Nur talebeleri, evvelâ kendi imanlarını kurtarmak, bununla beraber din kardeşlerinin de imanlarını kurtarmak için Kur'ân-ı Hakîmin yüksek ve parlak bir tefsiri olan Risale-i Nur'u okumuşlar ve okutmuşlardır. İmanlarını kurtarmaya çalıştıkları ve rıza-yı İlâhi için Kur'ân'a ve imana Risale-i Nur'la hizmet ettikleri sırada mâruz kaldıkları hücum ve taarruzlara hiç ehemmiyet vermeyerek, o gizli din düşmanlarının tasallutlarını, saldırışlarını kendileri için iman ve Kur'ân hesabına bir kamçı ve bir teşvikçi hükmüne geçtiğine kanaat getirmişlerdir. Otuz senelik bu nevi hâdisâtın ve bu nevi tesiratın neticeleri, bu millet-i İslâmiye muvacehesinde meydandadır.

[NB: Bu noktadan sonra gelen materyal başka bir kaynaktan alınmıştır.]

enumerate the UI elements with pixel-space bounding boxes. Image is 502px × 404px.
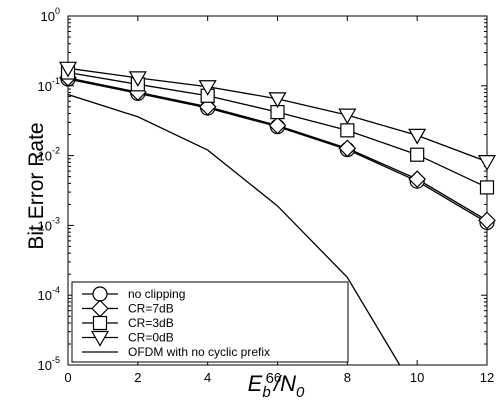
- x-tick-label: 0: [64, 370, 71, 385]
- data-point-series-2: [340, 123, 355, 138]
- data-point-series-3: [128, 71, 147, 88]
- data-point-series-3: [58, 61, 78, 78]
- y-axis-label: Bit Error Rate: [25, 122, 48, 249]
- data-point-series-3: [338, 108, 357, 125]
- data-point-series-1: [338, 139, 357, 158]
- data-point-series-3: [268, 92, 287, 109]
- y-tick-label: 10-4: [38, 285, 60, 303]
- x-tick-label: 4: [204, 370, 211, 385]
- x-tick-label: 8: [344, 370, 351, 385]
- y-tick-label: 10-5: [38, 355, 60, 373]
- legend-marker: [92, 286, 108, 302]
- data-point-series-2: [479, 180, 495, 195]
- data-point-series-1: [268, 116, 287, 135]
- x-tick-label: 10: [410, 370, 424, 385]
- legend-item: OFDM with no cyclic prefix: [82, 345, 270, 359]
- legend-box: [71, 281, 349, 363]
- legend-label: OFDM with no cyclic prefix: [128, 345, 270, 359]
- legend-item: no clipping: [82, 286, 185, 302]
- x-tick-label: 6: [274, 370, 281, 385]
- plot-layer: 0 2 4 6 8 10 12 100 10-1 10-2 10-3 10-4 10-5 no clipp…: [38, 6, 497, 385]
- legend-label: CR=3dB: [128, 316, 174, 330]
- legend-item: CR=3dB: [82, 315, 174, 331]
- legend-label: CR=0dB: [128, 331, 174, 345]
- y-tick-label: 100: [41, 6, 60, 24]
- series-line-4: [68, 93, 401, 365]
- data-point-series-1: [408, 170, 427, 188]
- data-point-series-3: [477, 155, 497, 171]
- data-point-series-1: [478, 211, 496, 230]
- legend-marker: [90, 330, 110, 347]
- x-tick-label: 12: [480, 370, 494, 385]
- x-axis-label: Eb6/N0: [248, 370, 305, 401]
- y-tick-label: 10-3: [38, 215, 60, 233]
- legend-label: CR=7dB: [128, 302, 174, 316]
- legend-marker: [92, 315, 108, 331]
- x-tick-label: 2: [134, 370, 141, 385]
- y-tick-label: 10-1: [38, 76, 60, 94]
- data-point-series-2: [410, 147, 425, 162]
- legend-label: no clipping: [128, 287, 185, 301]
- legend-item: CR=0dB: [82, 330, 174, 347]
- y-tick-label: 10-2: [38, 146, 60, 164]
- legend-item: CR=7dB: [82, 299, 174, 318]
- data-point-series-3: [198, 80, 217, 96]
- data-point-series-3: [408, 128, 427, 145]
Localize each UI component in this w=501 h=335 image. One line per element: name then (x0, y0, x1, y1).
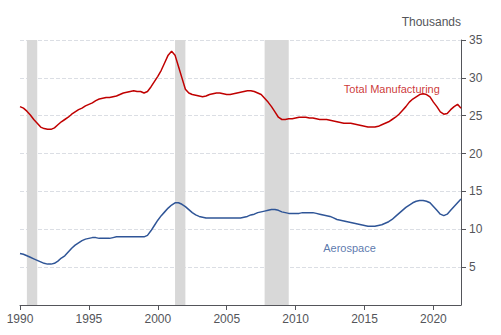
svg-text:30: 30 (469, 71, 483, 85)
svg-text:1990: 1990 (7, 312, 34, 326)
svg-text:35: 35 (469, 33, 483, 47)
svg-text:2015: 2015 (351, 312, 378, 326)
svg-text:Total Manufacturing: Total Manufacturing (344, 83, 440, 95)
svg-text:Aerospace: Aerospace (323, 242, 376, 254)
svg-text:2000: 2000 (144, 312, 171, 326)
svg-text:2010: 2010 (282, 312, 309, 326)
svg-text:10: 10 (469, 222, 483, 236)
svg-text:15: 15 (469, 184, 483, 198)
svg-text:2020: 2020 (420, 312, 447, 326)
svg-text:2005: 2005 (213, 312, 240, 326)
svg-text:20: 20 (469, 147, 483, 161)
svg-text:5: 5 (469, 260, 476, 274)
svg-text:1995: 1995 (76, 312, 103, 326)
svg-text:Thousands: Thousands (402, 15, 461, 29)
svg-text:25: 25 (469, 109, 483, 123)
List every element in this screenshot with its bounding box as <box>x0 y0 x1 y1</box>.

İşte, Risale-i Nur'un yeni ve müştak talebeleri olan kardeşlerimiz! Sizler de böyle bir Üstadın ve böyle bir eserin talebeleri olduğunuzdan, sizlerin de bu semerelere ve meyvelere mazhar olup Nurlara daha ziyade sarılarak, hararet ve iştiyakınız daha fazla ziyadeleşmiş olarak Nurları sebat ve sadakatle okumak derecesine nail olacağınızdan, hem sizleri ruh u canımızla tebrik ediyoruz. Hem sizlere binler selâm ve dualar edip dualarınızı bekliyoruz.

***

Nurlara olan taarruzların bir zararı olsa, yirmi faidesi vardır. Elbette yirmi kazanca karşı bir zarar hiç hükmündedir. Taarruzlar ancak ve ancak Nurun neşriyat ve fütuhatının genişlemesine, inkişafına sebeptir ve millet-i İslâmiye nazarında itimat ve emniyet kazanmasına medardır. Risale-i Nur'un Anadolu genişliğinde ve âlem-i İslâm vüs'atında ve Avrupa ve Amerika çapındaki maddî ve mânevî tesirat ve fütuhatına ve neşriyatına şahit olan İslâmiyet düşmanları yine bazı taarruzlar yapmışlar. Aldığımız haberlere göre, bu taarruzlardan sonra, hususan şark vilâyetlerinde, eskisine nazaran Nurun fütuhatı on gün içinde on misli fazlalaşmış. Hem böylelikle halkın nazar-ı dikkati Risale-i Nur'a ve Üstadımıza çevrilmiş, uyuyanlar uyanmış, tembeller harekete gelmiş, ihtiyatsızlar ihtiyata muvaffak olmuşlardır. Bu acı taarruzlar gelip geçici olmakla beraber, sırf bir korku ve evham yaymak kastıyla yapılan vesileler ve desiseli manevralardır. Ahmak din düşmanları güya Nur talebelerini korkutmak sevdasıyla resmî kimseleri aldatıp tahrik ve âlet etmeye çalışıyorlar. Acaba o gafiller bilmiyorlar mı ki, bizler Nur'un talebeleriyiz?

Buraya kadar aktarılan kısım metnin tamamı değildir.